Contents or Container


Container – Child
Contents – What the child does or learns or thinks

It appears to me that the conventional education system is quite focused on the contents. Maybe the initial idea was that when we work on contents, it will develop the container. But over a period of time – more and more people have given substantially more importance to contents – so much so that the container is almost forgotten.

In fact, the container (child) is judged on the basis of how well the child can answer questions related to content (often memory of content).

Part of the problem is this whole idea of ‘teaching.’ Invariably teacher ends up teaching the contents and not the container. Mostly, schools seek teachers who are expert on specific content (say Maths teacher). Obviously, the teacher is in love with the content (maths). You see the problem!

The moment we disregard the various subjects as important, and regard the container as our main subject – we change the paradigm completely.

Now, we do not need to teach. Now, any content can help the container develop whatever he or she needs to develop – skills – self, social, physical, mental, logical, creative … whatever.

Just to take an example – I can be creative in anything – playing badminton, making ladoos, designing curtains, or just making people laugh.

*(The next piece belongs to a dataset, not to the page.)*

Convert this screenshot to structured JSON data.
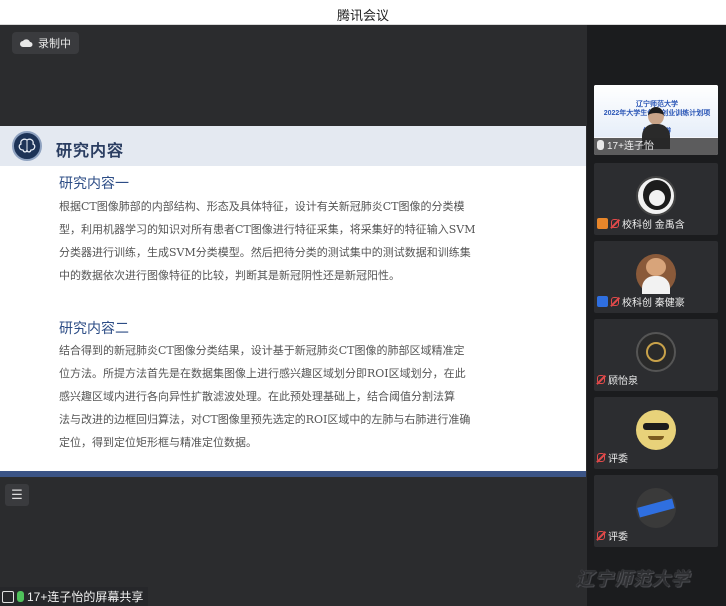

When we remove our focus from contents, it also helps the child realise that the contents can change, contents are not the main thing, that he or she is the hero of his or her movie! Now the child has a million choices – for at the end of it – all contents are good to live by.

In fact, many of us seldom choose to do what were key contents (the subjects) in our student life – we love to or would love to live other contents – as career choices, as passion avenues or simply as joy creators in our life.

Would it not make sense if we could work with the container and leave it to decide the content.

Let us not fall in love with the content, let us love the container.